Supreme Court Opinion Cites Student Note
In Bostock v. Clayton County, No. 17-1618, 2020 WL 3146686 (U.S. June 15, 2020), the United States Supreme Court held that Title VII’s prohibition on firing, refusing to hire, or otherwise discriminating against an employee “because of such individual’s . . . sex,” 42 U.S.C. § 2000e-2(a)(1), extends to instances where an employer fires an individual based on their sexual orientation or gender identity.
Though the protections granted by the Court’s decision are novel for LGBT+ workers, the idea that Title VII’s language might provide the basis for legal protections based on sexual orientation is not. As Justice Gorsuch noted in the majority opinion, less than a decade after Congress passed Title VII practitioners and scholars were arguing that it—or the similarly worded Equal Rights Amendment—might protect queer people from discrimination based on their sexual orientation.
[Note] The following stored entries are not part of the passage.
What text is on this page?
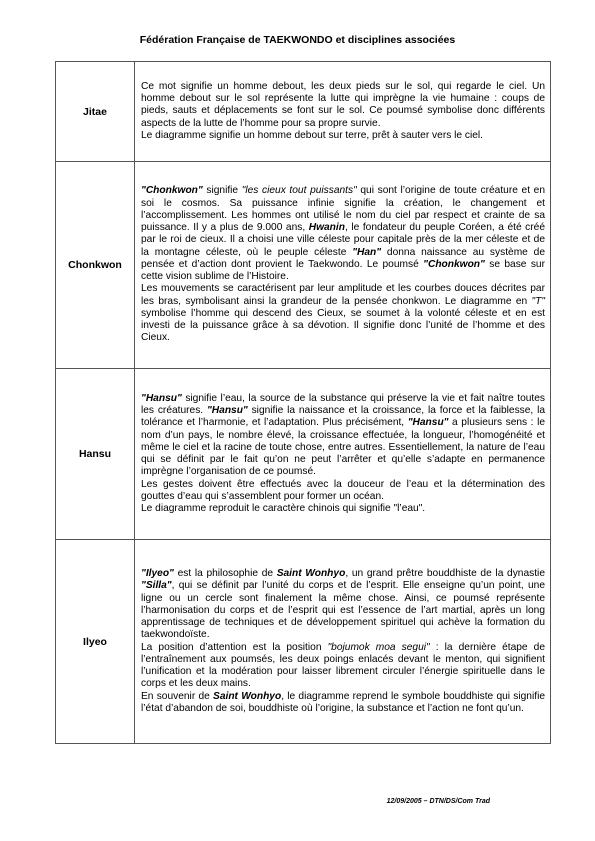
Fédération Française de TAEKWONDO et disciplines associées
Jitae	Ce mot signifie un homme debout, les deux pieds sur le sol, qui regarde le ciel. Un homme debout sur le sol représente la lutte qui imprègne la vie humaine : coups de pieds, sauts et déplacements se font sur le sol. Ce poumsé symbolise donc différents aspects de la lutte de l’homme pour sa propre survie.

Le diagramme signifie un homme debout sur terre, prêt à sauter vers le ciel.

Chonkwon	"Chonkwon" signifie "les cieux tout puissants" qui sont l’origine de toute créature et en soi le cosmos. Sa puissance infinie signifie la création, le changement et l’accomplissement. Les hommes ont utilisé le nom du ciel par respect et crainte de sa puissance. Il y a plus de 9.000 ans, Hwanin, le fondateur du peuple Coréen, a été créé par le roi de cieux. Il a choisi une ville céleste pour capitale près de la mer céleste et de la montagne céleste, où le peuple céleste "Han" donna naissance au système de pensée et d’action dont provient le Taekwondo. Le poumsé "Chonkwon" se base sur cette vision sublime de l’Histoire.

Les mouvements se caractérisent par leur amplitude et les courbes douces décrites par les bras, symbolisant ainsi la grandeur de la pensée chonkwon. Le diagramme en "T" symbolise l’homme qui descend des Cieux, se soumet à la volonté céleste et en est investi de la puissance grâce à sa dévotion. Il signifie donc l’unité de l’homme et des Cieux.

Hansu	"Hansu" signifie l’eau, la source de la substance qui préserve la vie et fait naître toutes les créatures. "Hansu" signifie la naissance et la croissance, la force et la faiblesse, la tolérance et l’harmonie, et l’adaptation. Plus précisément, "Hansu" a plusieurs sens : le nom d’un pays, le nombre élevé, la croissance effectuée, la longueur, l’homogénéité et même le ciel et la racine de toute chose, entre autres. Essentiellement, la nature de l’eau qui se définit par le fait qu’on ne peut l’arrêter et qu’elle s’adapte en permanence imprègne l’organisation de ce poumsé.

Les gestes doivent être effectués avec la douceur de l’eau et la détermination des gouttes d’eau qui s’assemblent pour former un océan.

Le diagramme reproduit le caractère chinois qui signifie "l’eau".

Ilyeo	"Ilyeo" est la philosophie de Saint Wonhyo, un grand prêtre bouddhiste de la dynastie "Silla", qui se définit par l’unité du corps et de l’esprit. Elle enseigne qu’un point, une ligne ou un cercle sont finalement la même chose. Ainsi, ce poumsé représente l’harmonisation du corps et de l’esprit qui est l’essence de l’art martial, après un long apprentissage de techniques et de développement spirituel qui achève la formation du taekwondoïste.

La position d’attention est la position "bojumok moa segui" : la dernière étape de l’entraînement aux poumsés, les deux poings enlacés devant le menton, qui signifient l’unification et la modération pour laisser librement circuler l’énergie spirituelle dans le corps et les deux mains.

En souvenir de Saint Wonhyo, le diagramme reprend le symbole bouddhiste qui signifie l’état d’abandon de soi, bouddhiste où l’origine, la substance et l’action ne font qu’un.

12/09/2005 – DTN/DS/Com Trad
To support his point, Justice Gorsuch cited a student Note from Vol. 82 of the Journal, entitled The Legality of Homosexual Marriage. 82 Yale L.J. 573 (1973). We previously highlighted this Note for touching on several of the arguments that the Court relied upon in its decision in Obergefell v. Hodges, 135 S. Ct. 2584 (2015); it has proven to be ahead of its time yet again. The Note outlines the argument that discrimination against gay couples would constitute impermissible discrimination on the basis of sex under the proposed Equal Rights Amendment, an argument that would be adapted to Title VII and fleshed out by the petitioners in Bostock—and that was ultimately adopted by the Court.